Operationally, the idea is simple. You send your money to a vault address that you yourself create. Every vault address has a vault key and a recovery key. When spending money from the vault address with the corresponding vault key, you must wait for a predefined amount of time (called the unvaulting period) that you established at the time you created the vault -- say, 24 hours. When all goes well, your vault funds are unlocked after the unvaulting period and you can move them to a standard address and subsequently spend them in the usual way. Now, in case Harry the Hacker gets a hold of your vault key, you have 24 hours to revert any transaction issued by Harry, using the recovery key. His theft, essentially, gets undone, and the funds are diverted unilaterally to their rightful owner. It’s like an “undo” facility that the modern banking world relies on, but for Bitcoin.

Now, the astute reader will ask what happens when Harry is really really good, and he lies in wait to steal not just your vault key, but also your recovery key. That is, he has thoroughly pwnd you and, as far as the network is concerned, is indistinguishable from you. Vaults protect you even in this case. The recovery keys have a similar lock period, allowing you to perpetually revert every transaction Harry makes. Unfortunately, at this point, Harry can do the same and revert every transaction you make. To avoid a perpetual standoff, the recovery keys can also burn the funds, so no one gets the money. The upshot is that Harry is not going to be able to collect a dime of proceeds from his theft. And this, in turn, means that Harry is unlikely to target vaults in the first place, because there is no positive outcome where he gets to keep the proceeds.

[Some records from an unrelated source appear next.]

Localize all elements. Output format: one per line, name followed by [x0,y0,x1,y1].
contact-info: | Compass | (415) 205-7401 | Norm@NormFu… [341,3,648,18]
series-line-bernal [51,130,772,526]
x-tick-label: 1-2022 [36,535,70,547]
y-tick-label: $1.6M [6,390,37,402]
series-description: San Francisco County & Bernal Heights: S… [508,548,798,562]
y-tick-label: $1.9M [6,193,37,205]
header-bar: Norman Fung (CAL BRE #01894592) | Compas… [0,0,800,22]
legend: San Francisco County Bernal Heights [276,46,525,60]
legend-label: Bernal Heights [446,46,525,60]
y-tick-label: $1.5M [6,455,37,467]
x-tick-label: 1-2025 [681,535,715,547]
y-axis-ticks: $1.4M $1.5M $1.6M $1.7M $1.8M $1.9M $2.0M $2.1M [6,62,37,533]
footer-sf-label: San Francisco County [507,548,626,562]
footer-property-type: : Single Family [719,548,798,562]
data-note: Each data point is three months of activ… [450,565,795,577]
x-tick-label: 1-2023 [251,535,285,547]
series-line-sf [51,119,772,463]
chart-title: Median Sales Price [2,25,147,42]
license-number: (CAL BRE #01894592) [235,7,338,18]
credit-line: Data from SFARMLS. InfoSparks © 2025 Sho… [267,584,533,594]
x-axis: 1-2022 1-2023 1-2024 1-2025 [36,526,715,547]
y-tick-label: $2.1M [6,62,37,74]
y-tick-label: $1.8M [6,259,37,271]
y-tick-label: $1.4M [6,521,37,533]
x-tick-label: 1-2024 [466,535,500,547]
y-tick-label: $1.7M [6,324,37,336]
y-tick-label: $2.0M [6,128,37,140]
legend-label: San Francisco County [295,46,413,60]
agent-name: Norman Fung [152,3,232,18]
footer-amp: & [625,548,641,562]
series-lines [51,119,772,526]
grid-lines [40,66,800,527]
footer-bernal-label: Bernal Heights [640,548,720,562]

Building Vaults on Bitcoin Covenants

Vault

Implementing the vault mechanism in Bitcoin is far from trivial. One could implement a special purpose facility just for vaults -- with special address types for vault addresses, many new opcodes, and the like -- but we believe that architectural changes should be both minimal and general. We therefore propose a simple change to Bitcoin, called Bitcoin Covenants. As in legal covenants, a Bitcoin covenant checks a condition on the spending of a transaction. In essence, a covenant is a restriction placed on the shape of a future transaction. Because covenants can be recursive, they can self-perpetuate, or they can be limited in time, allowing one to implement a range of rich semantics.

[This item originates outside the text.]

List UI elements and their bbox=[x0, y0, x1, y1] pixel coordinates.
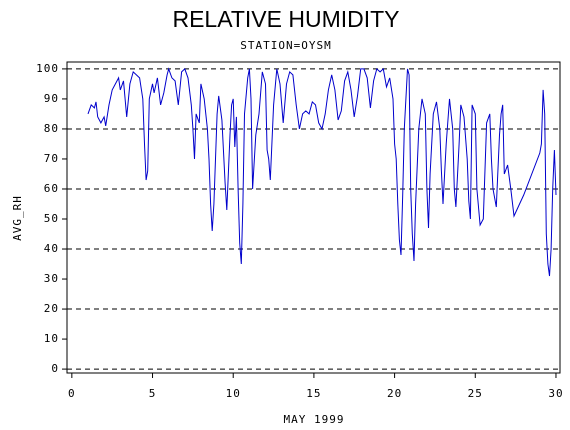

The idea to extend the power of the scripting language isn’t new. In fact, we took the name covenants from an old tongue-in-cheek post by Greg Maxwell that suggested an unlikely mechanism and asked for preposterous use cases. It’s a recommended read.

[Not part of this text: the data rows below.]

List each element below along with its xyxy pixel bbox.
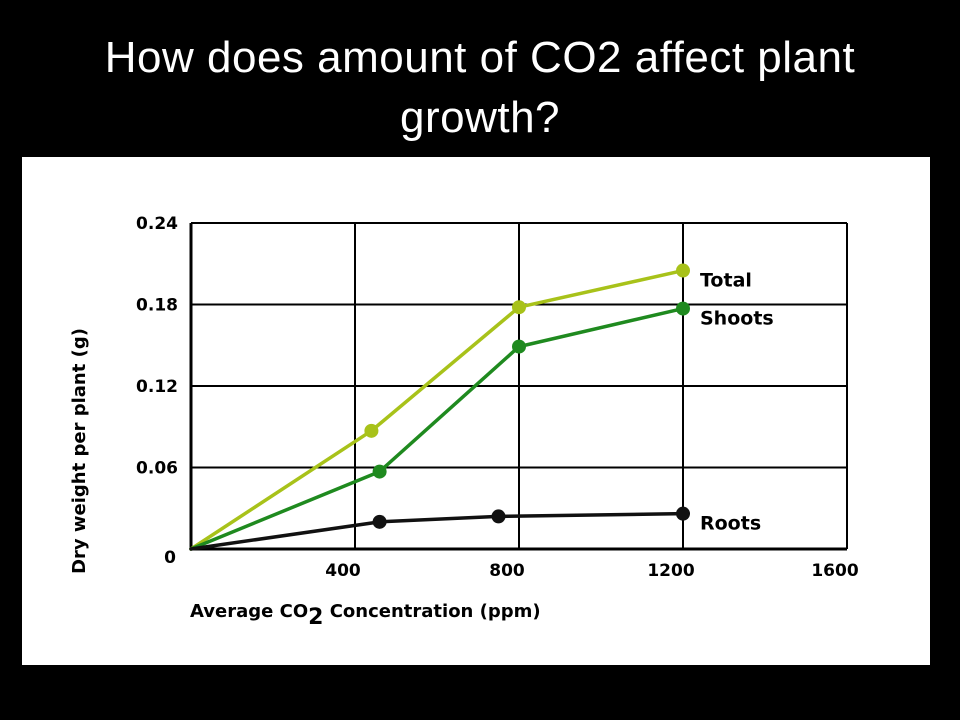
y-tick-label: 0.12 <box>136 377 178 397</box>
y-axis-title: Dry weight per plant (g) <box>69 328 90 574</box>
data-point-shoots <box>512 339 526 354</box>
data-point-roots <box>491 509 506 524</box>
series-label-total: Total <box>700 270 752 292</box>
series-label-shoots: Shoots <box>700 308 774 330</box>
x-tick-label: 1200 <box>647 561 694 581</box>
data-point-roots <box>676 506 690 521</box>
y-tick-label: 0.18 <box>136 296 178 316</box>
x-tick-label: 1600 <box>811 561 858 581</box>
series-label-roots: Roots <box>700 513 761 535</box>
series-line-shoots <box>189 306 685 551</box>
slide-title-line2: growth? <box>399 93 561 142</box>
chart-panel: 0.06 0.12 0.18 0.24 0 400 800 1200 1600 Average C… <box>22 157 930 665</box>
data-point-shoots <box>676 301 690 316</box>
data-point-total <box>512 300 526 315</box>
co2-growth-chart: 0.06 0.12 0.18 0.24 0 400 800 1200 1600 Average C… <box>69 214 859 630</box>
data-point-total <box>364 423 379 438</box>
slide-title-line1: How does amount of CO2 affect plant <box>104 33 856 82</box>
y-tick-label: 0.24 <box>136 214 178 234</box>
y-tick-label: 0.06 <box>136 459 178 479</box>
x-tick-label: 800 <box>489 561 525 581</box>
data-point-total <box>676 263 690 278</box>
series-line-roots <box>189 511 685 551</box>
x-tick-label: 400 <box>325 561 361 581</box>
series-line-total <box>189 268 685 551</box>
data-point-shoots <box>372 464 387 479</box>
slide-title: How does amount of CO2 affect plant grow… <box>40 28 920 148</box>
x-axis-title: Average CO2 Concentration (ppm) <box>190 601 541 630</box>
data-point-roots <box>372 514 387 529</box>
x-tick-label: 0 <box>164 548 176 568</box>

Fungibility is Not Affected

It's critical to note that vaults do not affect coin fungibility or the irreversibility of regular transactions in any way. Vaults are a personal defense mechanism: you take the money that you want to keep safe and put them in a vault address that you create (call it V). In doing so, you give up the ability to spend them quickly in return for theft prevention. When you want to spend the coins, you unvault them from V into your hot wallet (W), and you pay a merchant M from W. Only coins in your possession can be vaulted, and they can only be unvaulted back to your possession. You can't trick someone into accepting a vault payment and then take the coins back. The entire design revolves around personal protection for chosen coins in one's possession, without disturbing any of the rest of Bitcoin's properties.

Overall, our suggestion is a simple yet powerful addition to the scripting language that is easy to reason about, and opens the door to a variety of constructs.

Vaults are one of the first use cases of covenants, a solution to a problem that has perennially plagued every Bitcoin user ever since the first day of the system’s release. We hope that vaults will make it easier for people to safely keep their funds online, knowing that they can always undo a theft, and, more importantly, to deter the thefts in the first place.